Wenn wir also wissen wollen, worin neben der Verkündigung des Evangeliums (s. o.) die spezifische Verkündigung Jesu bestand, müssen wir das Markusevangelium befragen. Prüfen wir zuerst die Behauptung, Jesus habe immer wieder die Liebe als wichtigste seiner Lehren betont, so finden wir im gesamten Markusevangelium gerade einmal eine Stelle, wo von Liebe/lieben die Rede ist (Mk 12,30-33): "Darum sollst du den Herrn, deinen Gott, lieben mit ganzem Herzen und ganzer Seele, mit deinem ganzen Denken und mit deiner ganzen Kraft. Als zweites kommt hinzu: Du sollst deinen Nächsten lieben wie dich selbst. Kein anderes Gebot ist größer als diese beiden." Dies bekräftigt der Schriftgelehrte, mit dem sich Jesus unterhält, noch einmal: "Sehr gut, Meister! Ganz richtig hast du gesagt: Er allein ist der Herr und es gibt keinen anderen außer ihm und ihn mit ganzem Herzen, ganzem Verstand und ganzer Kraft zu lieben und den Nächsten zu lieben wie sich selbst, ist weit mehr als alle Brandopfer und anderen Opfer."
Hier macht Jesus noch nicht einmal "die Liebe zu einem neuen Gebot", sondern er zitiert als gläubiger Jude schlicht und einfach aus dem Gesetz, der Thora, der "heiligen" Schrift der Juden (5 Mose 6,4/5 sowie 3 Mose 19,18 und 19,34). Eine Stelle, wo Jesus "die Liebe [gar] zu einem neuen Gebot" machen würde (s. o.), lässt sich im gesamten Markusevangelium nicht finden. Bleibt die Frage: Worin besteht denn dann nach Markus die Verkündigung Jesu? Nun, dazu heißt es ganz lapidar: "[...] er verkündete das Evangelium Gottes" (Mk 1,14). Noch einmal: Worin bestand "das Evangelium Gottes", die "gute Botschaft"? Darin: "Die Zeit ist erfüllt, das Reich Gottes ist nahe. Kehrt um und glaubt an das Evangelium [also daran, dass Gottes Reich nahe ist]!" (Mk 1,15) Dass dies der Inhalt seiner Verkündigung ist, bekräftigt Jesus (Mk 1,38): "Lasst uns anderswohin gehen, in die benachbarten Dörfer, damit ich auch dort verkünde; denn dazu bin ich gekommen."

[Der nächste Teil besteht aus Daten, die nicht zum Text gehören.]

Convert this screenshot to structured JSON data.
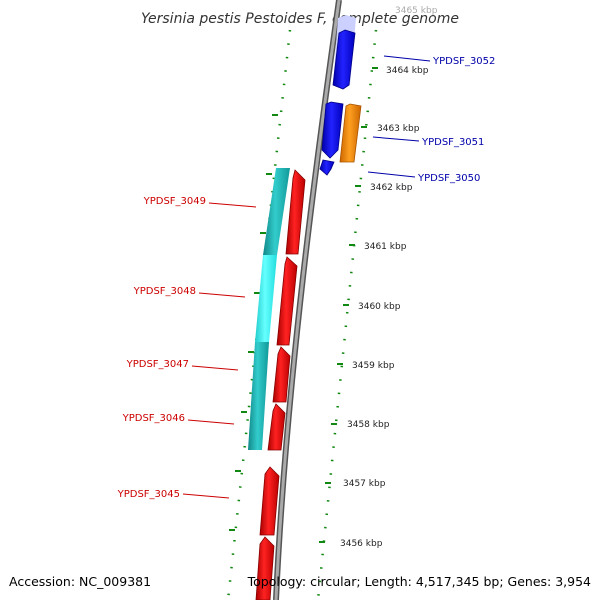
{
  "title": "Yersinia pestis Pestoides F, complete genome",
  "footer": {
    "accession": "Accession: NC_009381",
    "topology": "Topology: circular; Length: 4,517,345 bp; Genes: 3,954"
  },
  "scale_labels": [
    "3465 kbp",
    "3464 kbp",
    "3463 kbp",
    "3462 kbp",
    "3461 kbp",
    "3460 kbp",
    "3459 kbp",
    "3458 kbp",
    "3457 kbp",
    "3456 kbp"
  ],
  "genes_forward": [
    {
      "id": "YPDSF_3052",
      "label": "YPDSF_3052",
      "strand": "forward",
      "color": "#0000ee"
    },
    {
      "id": "YPDSF_3051",
      "label": "YPDSF_3051",
      "strand": "forward",
      "color": "#0000ee"
    },
    {
      "id": "YPDSF_3050",
      "label": "YPDSF_3050",
      "strand": "forward",
      "color": "#0000ee"
    }
  ],
  "genes_reverse": [
    {
      "id": "YPDSF_3049",
      "label": "YPDSF_3049",
      "strand": "reverse",
      "color": "#ee0000"
    },
    {
      "id": "YPDSF_3048",
      "label": "YPDSF_3048",
      "strand": "reverse",
      "color": "#ee0000"
    },
    {
      "id": "YPDSF_3047",
      "label": "YPDSF_3047",
      "strand": "reverse",
      "color": "#ee0000"
    },
    {
      "id": "YPDSF_3046",
      "label": "YPDSF_3046",
      "strand": "reverse",
      "color": "#ee0000"
    },
    {
      "id": "YPDSF_3045",
      "label": "YPDSF_3045",
      "strand": "reverse",
      "color": "#ee0000"
    }
  ],
  "colors": {
    "forward_gene": "#0000ee",
    "reverse_gene": "#ee0000",
    "forward_label": "#0000aa",
    "reverse_label": "#cc0000",
    "orf": "#ff8800",
    "cds_band": "#22bbbb",
    "cds_band_highlight": "#00ffff",
    "backbone": "#888888",
    "dots": "#118811"
  }
}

Daneben ist im Text von einer "neue[n] Lehre" Jesu die Rede (Mk 1,27). Worin besteht diese "neue Lehre"? Einmal in seiner Ansicht, das Reich Gottes sei im Gelobten Land bereits angebrochen (Mt 12,28) und zum zweiten in der Behauptung: "Alles kann, wer glaubt." (Mk 9,23) Dies erläutert Jesus später etwas ausführlicher: "Amen, ich sage euch: Wenn jemand zu diesem Berg sagt: Heb dich empor und stürz dich ins Meer! und wenn er in seinem Herzen nicht zweifelt, sondern glaubt, dass geschieht, was er sagt, dann wird es geschehen. Darum sage ich euch: Alles, worum ihr betet und bittet - glaubt nur, dass ihr es schon erhalten habt, dann wird es euch zuteil." (Mk 11,23/4) Darin also besteht die "neue Lehre" Jesu. Und das war's; davon, dass "Jesus [...] die Liebe zu einem neuen Gebot" machen und "immer wieder die Liebe als wichtigste seiner Lehren" betonen würde, findet sich im Markusevangelium nichts, gar nichts.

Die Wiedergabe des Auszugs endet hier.